Joshua 8
BBCJoshua 8:1
8:1-29 On the second attempt, Joshua and his army captured Ai by the strategy of ambush. Although the details of the ambush are difficult to understand clearly, the general plan seems to have been as follows: A company of Israelites went past Ai under cover of darkness and hid on the west side of the city. In the morning, the rest of the soldiers attacked the city from the north. When the men of Ai counterattacked, Joshua and his men purposely retreated, drawing the inhabitants away from their city. Then Joshua stretched out his spear; that was the signal for the men lying in ambush to enter the city and set it on fire.
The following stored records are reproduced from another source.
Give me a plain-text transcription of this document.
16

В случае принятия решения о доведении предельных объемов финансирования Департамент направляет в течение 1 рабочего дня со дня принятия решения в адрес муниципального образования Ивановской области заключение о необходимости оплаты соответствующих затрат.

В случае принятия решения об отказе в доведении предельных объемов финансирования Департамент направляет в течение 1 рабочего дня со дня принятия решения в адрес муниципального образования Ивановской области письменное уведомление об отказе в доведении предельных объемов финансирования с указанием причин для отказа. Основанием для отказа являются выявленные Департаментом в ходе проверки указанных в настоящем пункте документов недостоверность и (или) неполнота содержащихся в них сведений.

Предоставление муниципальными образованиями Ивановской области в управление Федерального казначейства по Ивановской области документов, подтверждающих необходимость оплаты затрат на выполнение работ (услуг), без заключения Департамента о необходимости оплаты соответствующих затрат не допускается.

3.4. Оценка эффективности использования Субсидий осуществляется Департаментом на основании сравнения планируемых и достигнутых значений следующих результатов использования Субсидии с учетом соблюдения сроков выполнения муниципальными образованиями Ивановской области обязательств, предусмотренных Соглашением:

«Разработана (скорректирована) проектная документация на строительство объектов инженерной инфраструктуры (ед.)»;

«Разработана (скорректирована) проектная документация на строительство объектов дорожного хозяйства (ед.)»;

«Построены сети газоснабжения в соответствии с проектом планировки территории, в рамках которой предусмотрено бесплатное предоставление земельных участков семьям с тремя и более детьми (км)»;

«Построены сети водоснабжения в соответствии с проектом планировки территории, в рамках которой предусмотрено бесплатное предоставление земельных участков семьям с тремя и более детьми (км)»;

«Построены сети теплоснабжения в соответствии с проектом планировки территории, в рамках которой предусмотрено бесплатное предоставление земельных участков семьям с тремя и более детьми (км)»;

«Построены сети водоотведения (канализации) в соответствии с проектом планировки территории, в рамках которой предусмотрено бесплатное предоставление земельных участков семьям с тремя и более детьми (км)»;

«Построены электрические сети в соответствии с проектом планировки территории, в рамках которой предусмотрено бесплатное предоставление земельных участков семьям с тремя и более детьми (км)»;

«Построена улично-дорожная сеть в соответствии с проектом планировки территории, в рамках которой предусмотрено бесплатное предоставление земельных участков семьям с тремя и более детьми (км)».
Seeing their city on fire, the men of Ai panicked. It was then easy for the Israelites to trap the Ai soldiers on both sides, and destroy them. Verse 3 says that thirty thousand . . . men were sent to ambush . . . the city, while verse 12 speaks of five thousand. There may have been two ambushes. But thirty thousand seems an unnecessarily large number for an ambush. Some believe that thirty thousand should read thirty captains, since the Hebrew word for thousand can also be translated chief. Others believe that thirty thousand is a copyist’s error for five thousand. The five thousand men (v. 12) may have been sent to repel any possible attack by the men of Bethel, two miles west of Ai. The Jews were allowed to keep the livestock and the spoil . . . for themselves in this particular engagement. If Achan had only waited, he might have gotten his booty without losing his life over it! Israel lost thirty-six men in the first battle; this time they lost none as far as the biblical record mentions. Having purged themselves of defilement, they were once again safe in the midst of war. Victory in the Christian life is not the absence of conflict but the presence and protection of God in the midst of conflict.
Joshua 8:30
G. The Confirmation of the Covenant at Shechem (8:30-35) 8:30-35 In obedience to the Word of God (Deu_27:2-6), Joshua built an altar on Mount Ebal and inscribed upon stones a copy of the Law of Moses. The tribes were assembled, half . . . in front of Mount Gerizim, and half . . . in front of Mount Ebal. Joshua stood in the valley between them, and he either read . . . the blessings and the cursings that are found written in the Book of the Law of Moses or else instructed the Levites to read them (Deu_27:14). “Persons are often said in Scripture to do that which they only command to be done.”